Previous jffs2 design contains 3 mtd partitions ( 2 ro and 1 rw ) .
moving to ubifs - should I create :
Basically I'm asking if I should replace partitions with volumes when moving to ubifs ? ( my understanding that ubi layer will manage entire flash if doing so )
Thanks, Ran
The MTD subsystem defines a method for storing partition information on the Flash device itself, similar in concept to a partition table on a hard disk. In the case of the Redboot partitions, the developer reserves and specifies a Flash erase block that holds the partition definitions.
UBI is a separate software layer which may be found in drivers/mtd/ubi. UBI is basically a volume management and wear-leveling layer. It provides so called UBI volumes which is a higher level abstraction than a MTD device.
An UBI volume is a set of consecutive logical eraseblocks (LEBs). Each logical eraseblock is dynamically mapped to a physical eraseblock (PEB). This mapping is managed by UBI and is hidden from users and higher-level software.
Memory Technology Device (MTD) is the name of the Linux subsystem that handles most raw flash devices, such as NOR, NAND, dataflash, and SPI flash. It provides both character and block access to these devices, as well as a number of specialized filesystems.
The options exist and here are the benefits...
One mtd partition and 3 volumes
The UBI layer will manage the volume. This is a flash virtualization layer that transforms unreliable flash into reliable memory. The UBI layer does wear leveling. Even for read-only data it is beneficial to re-write the data occasionally. This will recharge floating gates, etc so that the data remains readable for longer. For the read-write data it is highly beneficial for longevity. The UBI wear leveling will take place across all volumes. This substaneously increases the erase-write cycles that the file system can handle.

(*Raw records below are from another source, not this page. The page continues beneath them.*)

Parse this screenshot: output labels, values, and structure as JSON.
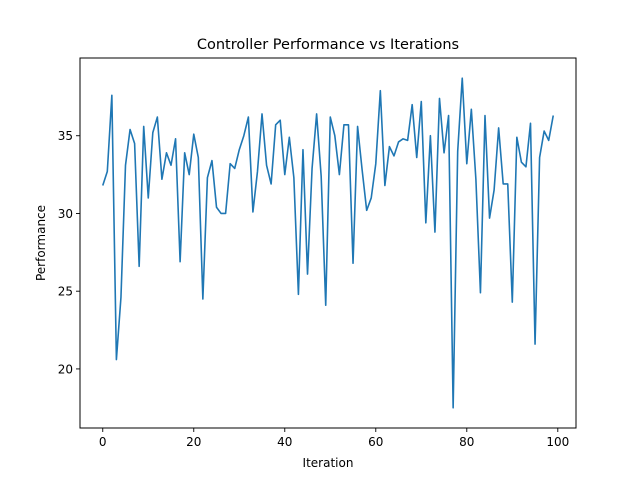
{
  "chart_data": {
    "type": "line",
    "title": "Controller Performance vs Iterations",
    "xlabel": "Iteration",
    "ylabel": "Performance",
    "xlim": [
      -5,
      104
    ],
    "ylim": [
      16.2,
      40.0
    ],
    "xticks": [
      0,
      20,
      40,
      60,
      80,
      100
    ],
    "yticks": [
      20,
      25,
      30,
      35
    ],
    "grid": false,
    "color": "#1f77b4",
    "series": [
      {
        "x": [
          0,
          1,
          2,
          3,
          4,
          5,
          6,
          7,
          8,
          9,
          10,
          11,
          12,
          13,
          14,
          15,
          16,
          17,
          18,
          19,
          20,
          21,
          22,
          23,
          24,
          25,
          26,
          27,
          28,
          29,
          30,
          31,
          32,
          33,
          34,
          35,
          36,
          37,
          38,
          39,
          40,
          41,
          42,
          43,
          44,
          45,
          46,
          47,
          48,
          49,
          50,
          51,
          52,
          53,
          54,
          55,
          56,
          57,
          58,
          59,
          60,
          61,
          62,
          63,
          64,
          65,
          66,
          67,
          68,
          69,
          70,
          71,
          72,
          73,
          74,
          75,
          76,
          77,
          78,
          79,
          80,
          81,
          82,
          83,
          84,
          85,
          86,
          87,
          88,
          89,
          90,
          91,
          92,
          93,
          94,
          95,
          96,
          97,
          98,
          99
        ],
        "values": [
          31.8,
          32.7,
          37.6,
          20.6,
          24.6,
          33.1,
          35.4,
          34.5,
          26.6,
          35.6,
          31.0,
          35.2,
          36.2,
          32.2,
          33.9,
          33.1,
          34.8,
          26.9,
          33.9,
          32.5,
          35.1,
          33.6,
          24.5,
          32.3,
          33.4,
          30.4,
          30.0,
          30.0,
          33.2,
          32.9,
          34.1,
          35.0,
          36.2,
          30.1,
          32.7,
          36.4,
          33.1,
          31.9,
          35.7,
          36.0,
          32.5,
          34.9,
          32.3,
          24.8,
          34.1,
          26.1,
          32.9,
          36.4,
          32.4,
          24.1,
          36.2,
          35.0,
          32.5,
          35.7,
          35.7,
          26.8,
          35.6,
          32.8,
          30.2,
          31.0,
          33.2,
          37.9,
          31.8,
          34.3,
          33.7,
          34.6,
          34.8,
          34.7,
          37.0,
          33.6,
          37.2,
          29.4,
          35.0,
          28.8,
          37.4,
          33.9,
          36.3,
          17.5,
          34.0,
          38.7,
          33.2,
          36.7,
          32.2,
          24.9,
          36.3,
          29.7,
          31.5,
          35.5,
          31.9,
          31.9,
          24.3,
          34.9,
          33.3,
          33.0,
          35.8,
          21.6,
          33.6,
          35.3,
          34.7,
          36.3
        ]
      }
    ]
  }
}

3 mtd partitions, 1 volume each
This is usually less desirable, but there are benefits and it maybe suitable to some users. Mainly having a separate partition increases reliability of mounting a single volume. If something happens to the single MTD partition, then your entire flash might become unuseable. By having seperate MTD partitions, a read-only MTD/UBI/UbiFS system may be useable when the read write filesystem failed.
This really is more beneficial for a 3rd option,
multiple MTD with mixed file systems.
It is possible to put CramFS, RomFS in some flash devices where a device block is gaurenteed reliable by a manufacturer. This maybe a boot file system that is all that is required for a system to minimally function. The tools for manipulating these partitions are quite simple (compared to UBI/UbiFS) and can be implemented in minimal code space. Some systems have large DDR with smaller on-chip SRAM. Loaders/flashes may have restricted code space.

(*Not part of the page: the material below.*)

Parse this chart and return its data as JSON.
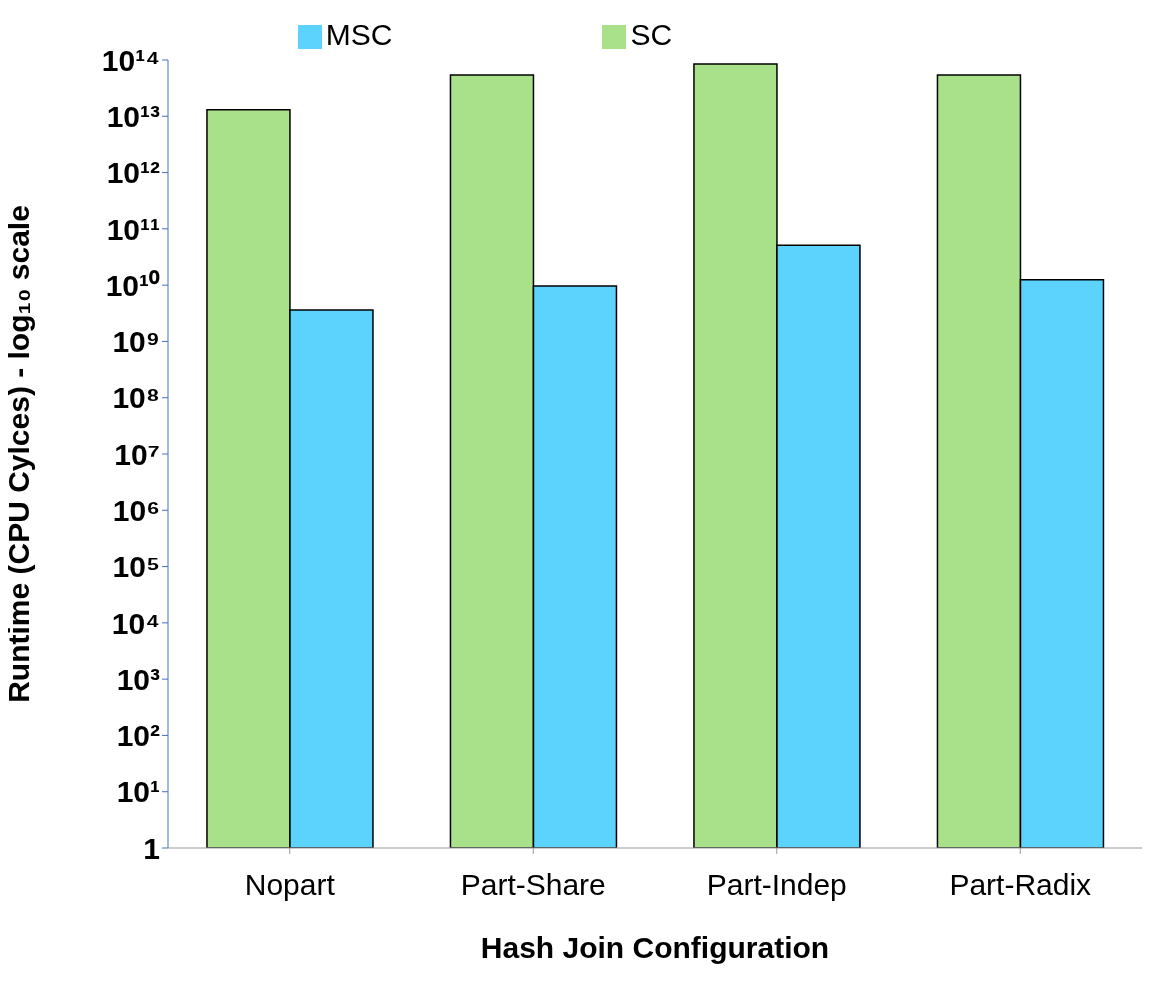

That said, recently (last two years) the mtd-utils contains UBI parsing code. This might be need to be ported to a flasher, recovery code, etc. Recovery code might be in an attached initrd partition, which does mounting/fail-safe recover of the UBI/UbiFS partitions.
u-boot contains code to manage and manipulate UBI/UbiFS code and it use a two phase boot (running from internal SRAM, configuring DDR and then migrating) on many platforms to have rich functionality in a boot loader. u-boot itself will need to be on another device OR in a separate MTD as per above.

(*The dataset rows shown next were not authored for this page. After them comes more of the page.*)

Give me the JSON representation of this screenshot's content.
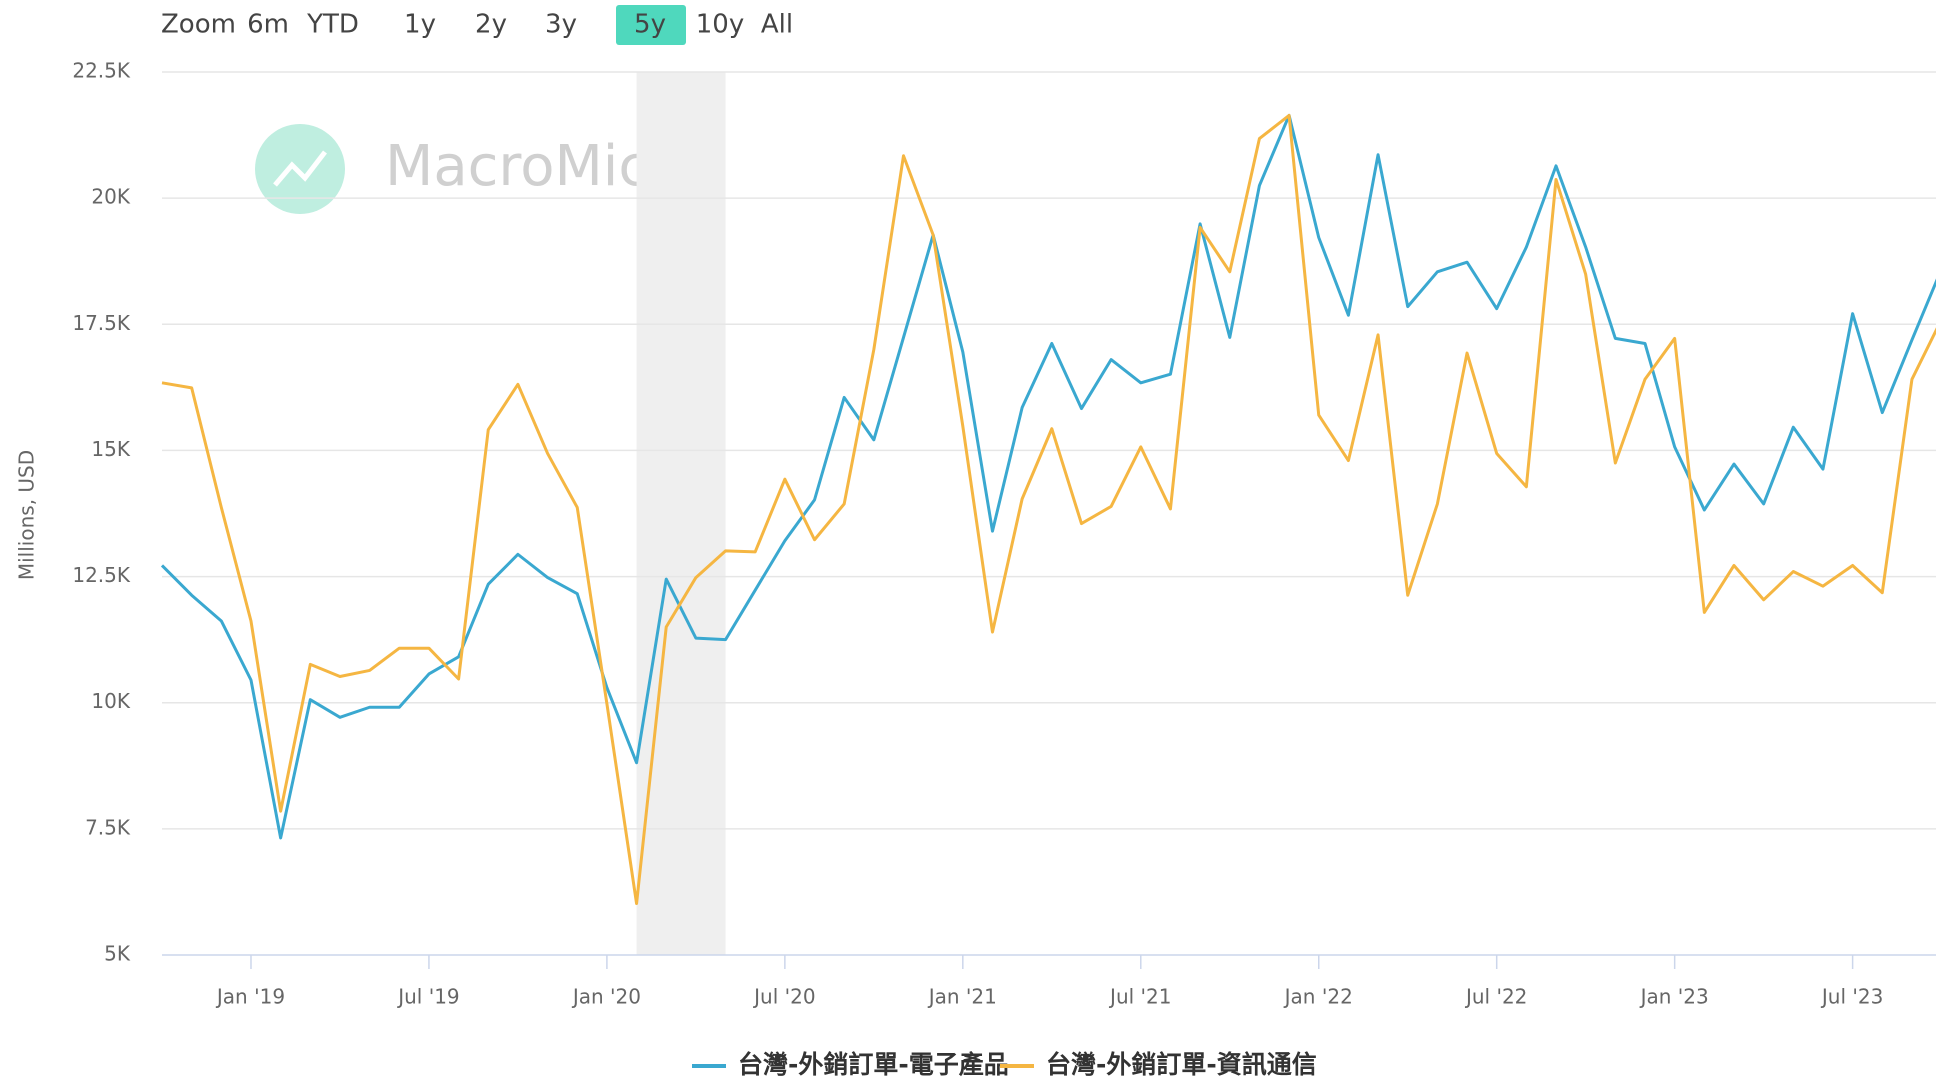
{
  "chart_data": {
    "type": "line",
    "zoom_buttons": [
      "Zoom",
      "6m",
      "YTD",
      "1y",
      "2y",
      "3y",
      "5y",
      "10y",
      "All"
    ],
    "zoom_selected": "5y",
    "watermark": "MacroMicro",
    "y_label": "Millions, USD",
    "x": [
      "2018-10",
      "2018-11",
      "2018-12",
      "2019-01",
      "2019-02",
      "2019-03",
      "2019-04",
      "2019-05",
      "2019-06",
      "2019-07",
      "2019-08",
      "2019-09",
      "2019-10",
      "2019-11",
      "2019-12",
      "2020-01",
      "2020-02",
      "2020-03",
      "2020-04",
      "2020-05",
      "2020-06",
      "2020-07",
      "2020-08",
      "2020-09",
      "2020-10",
      "2020-11",
      "2020-12",
      "2021-01",
      "2021-02",
      "2021-03",
      "2021-04",
      "2021-05",
      "2021-06",
      "2021-07",
      "2021-08",
      "2021-09",
      "2021-10",
      "2021-11",
      "2021-12",
      "2022-01",
      "2022-02",
      "2022-03",
      "2022-04",
      "2022-05",
      "2022-06",
      "2022-07",
      "2022-08",
      "2022-09",
      "2022-10",
      "2022-11",
      "2022-12",
      "2023-01",
      "2023-02",
      "2023-03",
      "2023-04",
      "2023-05",
      "2023-06",
      "2023-07",
      "2023-08",
      "2023-09",
      "2023-10"
    ],
    "series": [
      {
        "name": "台灣-外銷訂單-電子產品",
        "color": "#3aa8d0",
        "values": [
          12720,
          12130,
          11620,
          10450,
          7320,
          10060,
          9710,
          9910,
          9910,
          10570,
          10910,
          12350,
          12940,
          12480,
          12160,
          10300,
          8810,
          12450,
          11280,
          11250,
          12230,
          13210,
          14020,
          16050,
          15210,
          17240,
          19270,
          16950,
          13400,
          15850,
          17120,
          15830,
          16800,
          16340,
          16510,
          19490,
          17240,
          20250,
          21640,
          19220,
          17680,
          20860,
          17850,
          18540,
          18730,
          17810,
          19030,
          20640,
          19030,
          17220,
          17120,
          15070,
          13820,
          14730,
          13940,
          15460,
          14630,
          17710,
          15750,
          17190,
          18600
        ]
      },
      {
        "name": "台灣-外銷訂單-資訊通信",
        "color": "#f5b642",
        "values": [
          16340,
          16240,
          13870,
          11620,
          7850,
          10760,
          10520,
          10640,
          11080,
          11080,
          10470,
          15410,
          16310,
          14940,
          13870,
          9980,
          6020,
          11500,
          12480,
          13010,
          12990,
          14430,
          13230,
          13940,
          17000,
          20840,
          19270,
          15480,
          11400,
          14040,
          15430,
          13550,
          13890,
          15070,
          13840,
          19420,
          18540,
          21180,
          21640,
          15700,
          14800,
          17290,
          12130,
          13940,
          16930,
          14940,
          14280,
          20370,
          18490,
          14750,
          16410,
          17220,
          11790,
          12720,
          12040,
          12600,
          12310,
          12720,
          12180,
          16410,
          17600
        ]
      }
    ],
    "shaded_range": [
      "2020-02",
      "2020-05"
    ],
    "ylim": [
      5000,
      22500
    ],
    "yticks": [
      {
        "value": 5000,
        "label": "5K"
      },
      {
        "value": 7500,
        "label": "7.5K"
      },
      {
        "value": 10000,
        "label": "10K"
      },
      {
        "value": 12500,
        "label": "12.5K"
      },
      {
        "value": 15000,
        "label": "15K"
      },
      {
        "value": 17500,
        "label": "17.5K"
      },
      {
        "value": 20000,
        "label": "20K"
      },
      {
        "value": 22500,
        "label": "22.5K"
      }
    ],
    "xticks": [
      {
        "value": "2019-01",
        "label": "Jan '19"
      },
      {
        "value": "2019-07",
        "label": "Jul '19"
      },
      {
        "value": "2020-01",
        "label": "Jan '20"
      },
      {
        "value": "2020-07",
        "label": "Jul '20"
      },
      {
        "value": "2021-01",
        "label": "Jan '21"
      },
      {
        "value": "2021-07",
        "label": "Jul '21"
      },
      {
        "value": "2022-01",
        "label": "Jan '22"
      },
      {
        "value": "2022-07",
        "label": "Jul '22"
      },
      {
        "value": "2023-01",
        "label": "Jan '23"
      },
      {
        "value": "2023-07",
        "label": "Jul '23"
      }
    ],
    "grid": true
  }
}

The 2nd option 3 mtd partitions, 1 volume each is probably the least likely/desirable. The first will favour system/flash life time. The last will offer simplicity of higher reliability/recovery. The best will depend on what the data is on the partitions and the non-linux resources you have available to recover data. The happy medium is to give as much NAND flash space as possible to UBI and use volumes when you want logical partitioning.
Usually, I would question why to use volumes at all and just put all the data together in such a case, but again it depends on the nature of the data.